All of them. Just sick of people. I said when I felt like that I took a dose of castor oil. She laughed and said it wasn't a bad idea. Only everyone should have one and what a good new world it would be in two days. 'Mussolini never thought of that one, she said."
"Was it London she came from?"
"Yes. She went up just once or twice in the three weeks she's been here. Last time was last weekend, when she brought Mr. Stannaway back." Again her glance dismissed Tisdall as something less than human. "Doesn't he know her address?" she asked.
"No one does," the sergeant said. "I'll look through her papers and see what I can find."
Mrs. Pitts led the way into the living room; cool, low-beamed, and smelling of sweet peas.
"What have you done with her — with the body, I mean?" she asked.
"At the mortuary."
This seemed to bring home tragedy for the first time.
"Oh, deary me." She moved the end of her apron over a polished table, slowly. "And me making griddle cakes."
This was not a lament for wasted griddle cakes, but her salute to the strangeness of life.
"I expect you'll need breakfast," she said to Tisdall, softened by her unconscious recognition of the fact that the best are but puppets.
But Tisdall wanted no breakfast. He shook his head and turned away to the window, while the sergeant searched in the desk.
"I wouldn't mind one of those griddle cakes," the sergeant said, turning over papers.
"You won't get better in Kent, though it's me that's saying it. And perhaps Mr. Stannaway will swallow some tea."
She went away to the kitchen.
"So you didn't know her name was Robinson?" said the sergeant, glancing up.
"Mrs. Pitts always addressed her as 'miss. And anyhow, did she look as if her name was Robinson?"
The sergeant, too, did not believe for a moment that her name was Robinson, so he let the subject drop.
Presently Tisdall said: "If you don't need me, I think I'll go into the garden. It — it's stuffy in here."

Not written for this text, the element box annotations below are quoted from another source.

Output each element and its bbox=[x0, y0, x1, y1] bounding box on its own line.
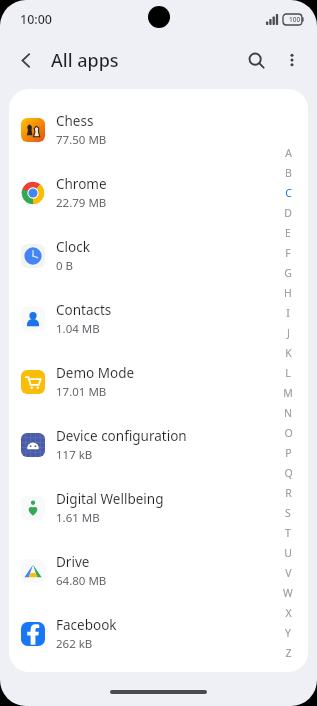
staticText: R bbox=[285, 486, 292, 500]
staticText: O bbox=[284, 426, 293, 440]
button[interactable]: J bbox=[280, 323, 296, 343]
button[interactable]: Facebook bbox=[9, 602, 308, 665]
staticText: Contacts bbox=[56, 301, 112, 319]
button[interactable]: D bbox=[280, 203, 296, 223]
button[interactable]: Chrome bbox=[9, 161, 308, 224]
staticText: 262 kB bbox=[56, 636, 93, 652]
staticText: G bbox=[284, 266, 292, 280]
button[interactable]: More options bbox=[274, 42, 310, 78]
staticText: Z bbox=[285, 646, 292, 660]
staticText: S bbox=[285, 506, 291, 520]
button[interactable]: S bbox=[280, 503, 296, 523]
staticText: 77.50 MB bbox=[56, 132, 107, 148]
staticText: 1.04 MB bbox=[56, 321, 100, 337]
button[interactable]: C bbox=[280, 183, 296, 203]
button[interactable]: T bbox=[280, 523, 296, 543]
staticText: Digital Wellbeing bbox=[56, 490, 164, 508]
staticText: Y bbox=[285, 626, 291, 640]
staticText: Chrome bbox=[56, 175, 107, 193]
staticText: J bbox=[287, 326, 290, 340]
button[interactable]: Contacts bbox=[9, 287, 308, 350]
staticText: X bbox=[285, 606, 292, 620]
staticText: All apps bbox=[51, 48, 119, 73]
button[interactable]: Demo Mode bbox=[9, 350, 308, 413]
button[interactable]: G bbox=[280, 263, 296, 283]
button[interactable]: E bbox=[280, 223, 296, 243]
staticText: Device configuration bbox=[56, 427, 187, 445]
staticText: 10:00 bbox=[20, 11, 53, 28]
staticText: P bbox=[285, 446, 292, 460]
staticText: C bbox=[285, 186, 292, 200]
staticText: Q bbox=[284, 466, 293, 480]
button[interactable]: Back bbox=[10, 44, 42, 76]
staticText: L bbox=[285, 366, 291, 380]
staticText: D bbox=[284, 206, 292, 220]
button[interactable]: O bbox=[280, 423, 296, 443]
staticText: U bbox=[284, 546, 292, 560]
staticText: 100 bbox=[289, 15, 301, 24]
button[interactable]: R bbox=[280, 483, 296, 503]
staticText: 117 kB bbox=[56, 447, 93, 463]
button[interactable]: Clock bbox=[9, 224, 308, 287]
staticText: Chess bbox=[56, 112, 94, 130]
button[interactable]: Search bbox=[238, 42, 274, 78]
staticText: 64.80 MB bbox=[56, 573, 107, 589]
staticText: 17.01 MB bbox=[56, 384, 107, 400]
staticText: M bbox=[283, 386, 293, 400]
staticText: N bbox=[284, 406, 292, 420]
staticText: 1.61 MB bbox=[56, 510, 100, 526]
button[interactable]: U bbox=[280, 543, 296, 563]
button[interactable]: Y bbox=[280, 623, 296, 643]
button[interactable]: K bbox=[280, 343, 296, 363]
staticText: Facebook bbox=[56, 616, 117, 634]
button[interactable]: F bbox=[280, 243, 296, 263]
staticText: Demo Mode bbox=[56, 364, 135, 382]
button[interactable]: V bbox=[280, 563, 296, 583]
staticText: Drive bbox=[56, 553, 90, 571]
staticText: A bbox=[285, 146, 292, 160]
button[interactable]: P bbox=[280, 443, 296, 463]
staticText: H bbox=[284, 286, 292, 300]
staticText: 22.79 MB bbox=[56, 195, 107, 211]
staticText: Clock bbox=[56, 238, 90, 256]
button[interactable]: Z bbox=[280, 643, 296, 663]
button[interactable]: I bbox=[280, 303, 296, 323]
button[interactable]: Drive bbox=[9, 539, 308, 602]
button[interactable]: B bbox=[280, 163, 296, 183]
staticText: I bbox=[286, 306, 290, 320]
button[interactable]: W bbox=[280, 583, 296, 603]
staticText: W bbox=[283, 586, 293, 600]
button[interactable]: X bbox=[280, 603, 296, 623]
button[interactable]: A bbox=[280, 143, 296, 163]
staticText: V bbox=[285, 566, 292, 580]
button[interactable]: N bbox=[280, 403, 296, 423]
button[interactable]: Q bbox=[280, 463, 296, 483]
staticText: K bbox=[285, 346, 292, 360]
button[interactable]: H bbox=[280, 283, 296, 303]
staticText: T bbox=[285, 526, 291, 540]
button[interactable]: L bbox=[280, 363, 296, 383]
button[interactable]: Chess bbox=[9, 98, 308, 161]
button[interactable]: Digital Wellbeing bbox=[9, 476, 308, 539]
button[interactable]: M bbox=[280, 383, 296, 403]
staticText: 0 B bbox=[56, 258, 74, 274]
staticText: E bbox=[285, 226, 291, 240]
staticText: F bbox=[285, 246, 291, 260]
button[interactable]: Device configuration bbox=[9, 413, 308, 476]
staticText: B bbox=[285, 166, 292, 180]
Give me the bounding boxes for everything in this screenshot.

"All right. You won't forget I need the car to get back to Westover."
"I've told you. It was a sudden impulse. Anyhow, I couldn't very well steal it now and hope to get away with it."
Not so dumb, decided the sergeant. Quite a bit of temper, too. Not just a nonentity, by any means.
The desk was littered with magazines, newspapers, half-finished cartons of cigarettes, bits of a jigsaw puzzle, a nail file and polish, patterns of silk, and a dozen more odds and ends; everything, in fact, except notepaper. The only documents were bills from the local tradesmen, most of them receipted. If the woman had been untidy and unmethodical, she had at least had a streak of caution. The receipts might be crumpled and difficult to find if wanted, but they had never been thrown away.
The sergeant, soothed by the quiet of the early morning, the cheerful sounds of Mrs. Pitts making tea in the kitchen, and the prospect of griddle cakes to come, began as he worked at the desk to indulge in his one vice. He whistled. Very low and round and sweet, the sergeant's whistling was, but, still — whistling.